Hobbes an English philosopher, in a 1651 book called Leviathan wrote about the “social contract” theory, or the idea that societies succeed when people agree to follow specific rules and norms. That means that people surrender some of their autonomy to follow the rules. But the rules apply to all. He also supported the idea of an absolute sovereign, king or leader, to hold it all together and protect people from their own selfishness.

John Locke took a different view of the social contract. He saw self-interest as the motivating factor. If we lived in what he called the “state of nature” we would not be able to achieve wealth and success. We need government or structure with rules to help us do that and we agree to do that so we will prosper and live in harmony.
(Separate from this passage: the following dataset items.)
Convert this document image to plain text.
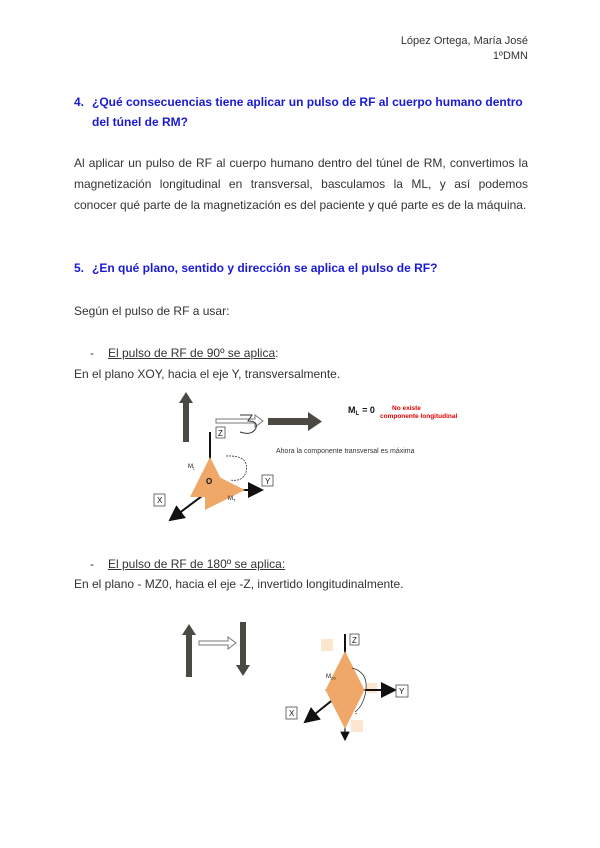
López Ortega, María José
1ºDMN
4. ¿Qué consecuencias tiene aplicar un pulso de RF al cuerpo humano dentro
del túnel de RM?
Al aplicar un pulso de RF al cuerpo humano dentro del túnel de RM, convertimos la magnetización longitudinal en transversal, basculamos la ML, y así podemos conocer qué parte de la magnetización es del paciente y qué parte es de la máquina.
5. ¿En qué plano, sentido y dirección se aplica el pulso de RF?
Según el pulso de RF a usar:
- El pulso de RF de 90º se aplica:
En el plano XOY, hacia el eje Y, transversalmente.
$M_L = 0$	No existe
componente longitudinal
Ahora la componente transversal es máxima
Z
Y
X
O
$M_L$
$M_T$
- El pulso de RF de 180º se aplica:
En el plano - MZ0, hacia el eje -Z, invertido longitudinalmente.
Z
Y
X
$M_{Z0}$
-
He also pointed out that people had the right to protect their lives and their property from an unfair government and his ideas were particularly influential to the U.S. founders and the framing of the U.S. Constitution.
In his Second Treatise On Government, in 1689 he wrote:
“Every one, as he is bound to preserve himself, and not to quit his station wilfully, so by the like reason, when his own preservation comes not in competition, ought he, as much as he can, to preserve the rest of mankind, and may not, unless it be to do justice on an offender, take away, or impair the life, or what tends to the preservation of the life, the liberty, health, limb, or goods of another. . . .”
That’s where we get the idea of “life, liberty and pursuit of happiness,” in the U.S. Declaration of Independence.

Rousseau, in 1762 took this further and saw the state as the creation of the people to uphold the common good. But when government usurps the power of the people the social contract is broken, and citizens have the obligation to rebel. Freedom is the key for Rousseau.